Three years ago, I got to closely feel the lives of people with disabilities (PwDs) while carrying out a research study for my masters degree. During the data collection, I was stunned by a question that one of the PwDs asked me. Am I going to do something for the disabled or just gather their information? Although I was speechless to answer his question that time, I became determined to help improve their lives. My research findings also suggest that the only way to help them to change their lives is to economically empower them.
Coincidentally the next year (in 2014) after my research, I got a chance to develop a project concept paper to link agro- entrepreneurship with PwDs in partnership with the US Embassy. Before I went to field and work with PwDs, I met some experienced social activists and experts involved in the sector of disability. They all appreciated my passion but also warned me not to lose my patience since I had chosen a challenging job. For my project, I chose Birgunj as the target location. Following consultations with target groups and stakeholders, I found it was difficult to work with PwDs alone. I also had a hard time getting support from my parents. Hence, I also added women from deprived communities to the target grous along with PwDs. This also broadened the composition of my target group. Despite other challenges, I started to execute the agro-entrepreneurship project.
Although it was not an NGO funded initiative, people cast doubt on my project in the beginning (this is because the locals often distrust NGOs, which run short term projects and pull out before any substantial changes can be seen). Later, they trusted me as I maintained transparency and involved them in decision making. I provided the target groups capacity building training that they required to work in the field. The project was not for profit, just smiles on their faces while working with them was priceless for me.
The project, which was just at its initial phase, was affected in April following the destructive earthquake and now due to the ongoing strikes for the last four months. This is particularly devastating for the target group because they are not only under-utilizing their capacity of agro-entrepreneurship, but also deprived of the earnings to improve their living.
All the PwDs need is to empower them economically so that they can decrease their dependency level. This is what my project aims for. I have been working with a small number of PwDs in Birgunj. Many have been working in Nepal and the world with significant number of PwDs. Yet, a large number of PwDs are deprived of such opportunities.
Out of 7 billion people in the world, over one billion people have some form of disability, i.e. one in seven is disabled. More than 100 million disabled persons are children. Studies have found that children with disabilities are almost four times more likely to experience violence than non-disabled children. Fifty percent of disabled persons cannot afford health care and 80 per cent of all people with disabilities live in a developing country like Nepal (UN Facts and figures).
The graphs below shows the types of disability in Nepal as per the CBS 2012.
Looking through the ecological lens, prevalence of disability was highest in the mountain (2.98%), followed by the hills (2.209%) and then Tarai (1.56%) (CBS, 2012).

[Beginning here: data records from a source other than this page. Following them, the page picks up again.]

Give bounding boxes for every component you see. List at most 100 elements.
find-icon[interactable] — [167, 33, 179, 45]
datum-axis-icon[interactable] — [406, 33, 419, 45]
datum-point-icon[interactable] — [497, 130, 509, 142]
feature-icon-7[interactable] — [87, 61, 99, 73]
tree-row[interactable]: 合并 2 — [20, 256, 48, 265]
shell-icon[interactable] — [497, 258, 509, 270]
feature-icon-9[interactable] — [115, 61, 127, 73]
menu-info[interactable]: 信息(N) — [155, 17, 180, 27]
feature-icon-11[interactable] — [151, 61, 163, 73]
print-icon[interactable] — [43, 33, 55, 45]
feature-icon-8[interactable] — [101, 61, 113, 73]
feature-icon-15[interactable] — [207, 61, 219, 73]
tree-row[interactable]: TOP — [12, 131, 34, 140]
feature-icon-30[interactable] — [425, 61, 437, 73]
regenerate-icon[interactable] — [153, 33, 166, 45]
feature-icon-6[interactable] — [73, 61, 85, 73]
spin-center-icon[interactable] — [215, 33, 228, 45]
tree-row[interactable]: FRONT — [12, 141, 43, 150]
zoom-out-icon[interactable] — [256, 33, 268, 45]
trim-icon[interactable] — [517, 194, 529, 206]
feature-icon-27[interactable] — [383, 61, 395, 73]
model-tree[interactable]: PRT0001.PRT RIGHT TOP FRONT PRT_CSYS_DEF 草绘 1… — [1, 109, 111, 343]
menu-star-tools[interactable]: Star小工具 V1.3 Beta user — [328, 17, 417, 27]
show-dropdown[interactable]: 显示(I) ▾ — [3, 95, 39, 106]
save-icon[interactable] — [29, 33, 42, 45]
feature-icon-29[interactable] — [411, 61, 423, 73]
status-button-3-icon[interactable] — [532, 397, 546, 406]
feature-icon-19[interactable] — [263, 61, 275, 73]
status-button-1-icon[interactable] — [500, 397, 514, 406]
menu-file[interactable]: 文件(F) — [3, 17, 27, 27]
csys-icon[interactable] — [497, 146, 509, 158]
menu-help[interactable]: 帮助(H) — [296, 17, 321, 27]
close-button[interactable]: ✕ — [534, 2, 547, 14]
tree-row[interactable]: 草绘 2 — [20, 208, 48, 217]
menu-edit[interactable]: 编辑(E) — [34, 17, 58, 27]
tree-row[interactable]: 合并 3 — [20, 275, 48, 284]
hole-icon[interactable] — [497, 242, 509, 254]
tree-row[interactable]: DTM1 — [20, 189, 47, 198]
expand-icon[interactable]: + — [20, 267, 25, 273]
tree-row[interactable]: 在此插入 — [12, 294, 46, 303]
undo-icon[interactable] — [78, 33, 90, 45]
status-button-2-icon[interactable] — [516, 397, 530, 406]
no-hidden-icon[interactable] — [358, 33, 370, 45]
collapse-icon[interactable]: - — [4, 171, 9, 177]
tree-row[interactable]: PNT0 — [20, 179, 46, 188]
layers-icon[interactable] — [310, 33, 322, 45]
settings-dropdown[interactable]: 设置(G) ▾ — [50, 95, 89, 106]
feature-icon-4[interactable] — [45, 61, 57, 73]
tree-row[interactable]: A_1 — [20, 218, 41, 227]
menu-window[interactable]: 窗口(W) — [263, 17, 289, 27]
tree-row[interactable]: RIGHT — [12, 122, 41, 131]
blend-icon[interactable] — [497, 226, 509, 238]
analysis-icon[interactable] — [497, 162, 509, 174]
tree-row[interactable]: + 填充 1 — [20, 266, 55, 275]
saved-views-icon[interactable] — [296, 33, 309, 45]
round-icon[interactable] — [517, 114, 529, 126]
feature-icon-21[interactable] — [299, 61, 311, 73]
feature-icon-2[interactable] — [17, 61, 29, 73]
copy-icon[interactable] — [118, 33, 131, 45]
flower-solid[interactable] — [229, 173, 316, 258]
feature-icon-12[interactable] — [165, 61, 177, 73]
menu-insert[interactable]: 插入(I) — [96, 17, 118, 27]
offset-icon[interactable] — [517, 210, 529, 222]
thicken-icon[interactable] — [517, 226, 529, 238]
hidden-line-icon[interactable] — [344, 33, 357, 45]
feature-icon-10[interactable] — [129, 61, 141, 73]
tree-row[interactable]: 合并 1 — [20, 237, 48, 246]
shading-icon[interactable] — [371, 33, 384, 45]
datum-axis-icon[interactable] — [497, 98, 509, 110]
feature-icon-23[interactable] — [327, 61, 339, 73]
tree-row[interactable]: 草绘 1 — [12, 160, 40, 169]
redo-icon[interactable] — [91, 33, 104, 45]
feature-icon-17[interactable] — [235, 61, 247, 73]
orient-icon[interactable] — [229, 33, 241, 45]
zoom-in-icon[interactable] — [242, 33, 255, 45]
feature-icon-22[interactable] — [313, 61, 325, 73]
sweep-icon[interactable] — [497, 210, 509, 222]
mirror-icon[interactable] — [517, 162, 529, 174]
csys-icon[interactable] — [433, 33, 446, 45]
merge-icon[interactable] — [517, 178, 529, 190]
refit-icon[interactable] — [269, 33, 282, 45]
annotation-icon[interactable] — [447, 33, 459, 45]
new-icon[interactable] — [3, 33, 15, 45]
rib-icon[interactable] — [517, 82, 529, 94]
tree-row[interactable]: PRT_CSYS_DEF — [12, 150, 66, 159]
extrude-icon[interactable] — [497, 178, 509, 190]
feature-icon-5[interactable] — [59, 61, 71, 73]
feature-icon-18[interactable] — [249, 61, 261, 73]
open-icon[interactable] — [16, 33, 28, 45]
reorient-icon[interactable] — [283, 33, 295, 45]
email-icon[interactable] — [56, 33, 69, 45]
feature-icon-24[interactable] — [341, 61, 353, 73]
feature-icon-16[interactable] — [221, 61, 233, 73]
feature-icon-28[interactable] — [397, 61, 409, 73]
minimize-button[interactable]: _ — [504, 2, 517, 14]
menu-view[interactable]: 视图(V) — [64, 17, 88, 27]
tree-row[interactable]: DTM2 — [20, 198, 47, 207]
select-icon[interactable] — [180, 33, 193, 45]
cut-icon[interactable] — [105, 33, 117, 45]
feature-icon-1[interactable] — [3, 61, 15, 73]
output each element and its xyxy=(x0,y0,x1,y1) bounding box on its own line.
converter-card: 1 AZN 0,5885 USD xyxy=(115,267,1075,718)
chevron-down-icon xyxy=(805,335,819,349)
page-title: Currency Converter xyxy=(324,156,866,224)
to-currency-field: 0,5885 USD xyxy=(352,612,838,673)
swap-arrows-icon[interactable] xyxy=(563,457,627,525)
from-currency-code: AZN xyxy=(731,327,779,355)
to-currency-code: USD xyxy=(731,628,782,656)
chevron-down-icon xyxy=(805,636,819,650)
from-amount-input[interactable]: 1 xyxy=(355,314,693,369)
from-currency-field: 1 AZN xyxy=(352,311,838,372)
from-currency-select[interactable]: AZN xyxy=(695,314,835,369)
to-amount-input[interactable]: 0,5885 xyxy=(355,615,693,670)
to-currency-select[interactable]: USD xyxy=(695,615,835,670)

Although 153 countries including Nepal signed the Convention on the Rights of Persons with Disabilities, they are yet to fulfill their promises to improve the lives of PwDs. Today (December 3) is the International Day of Persons with Disabilities (IDPD), prime day to call on the signatories and draw their attention towards improving the lives of PwDs. This day is globally marked to promote awareness and mobilize support for critical issues relating to the inclusion of persons with disabilities in society and development.
On the occasion, UN Secretary-General Ban Ki-moon says:
We mark this year’s International Day of Persons with Disabilities in the wake of the adoption of the ambitious 2030 Agenda for Sustainable Development. This global blueprint for action summons us to “leave no one behind.
With this year’s theme ‘Inclusion matters: access and empowerment of people of all abilities’, the world commemorates the IDDP on December 3 to promote an understanding of disability issues and mobilize support for the dignity, rights and well-being of persons with disabilities. Here is the UN Secretary-General Ban Ki-moon’s statement in full version:
As per the UN day’s official page for the day, the annual observance of the International Day of Disabled Persons on December 3 was proclaimed in 1992, by the United Nations General Assembly resolution 47/3. Here is the UN statement from 1992.
On this day, let us promise and engage ourselves to empower the persons with disabilities and increase awareness for their meaningful participation in every aspect of political, social, economic and cultural lives across the world.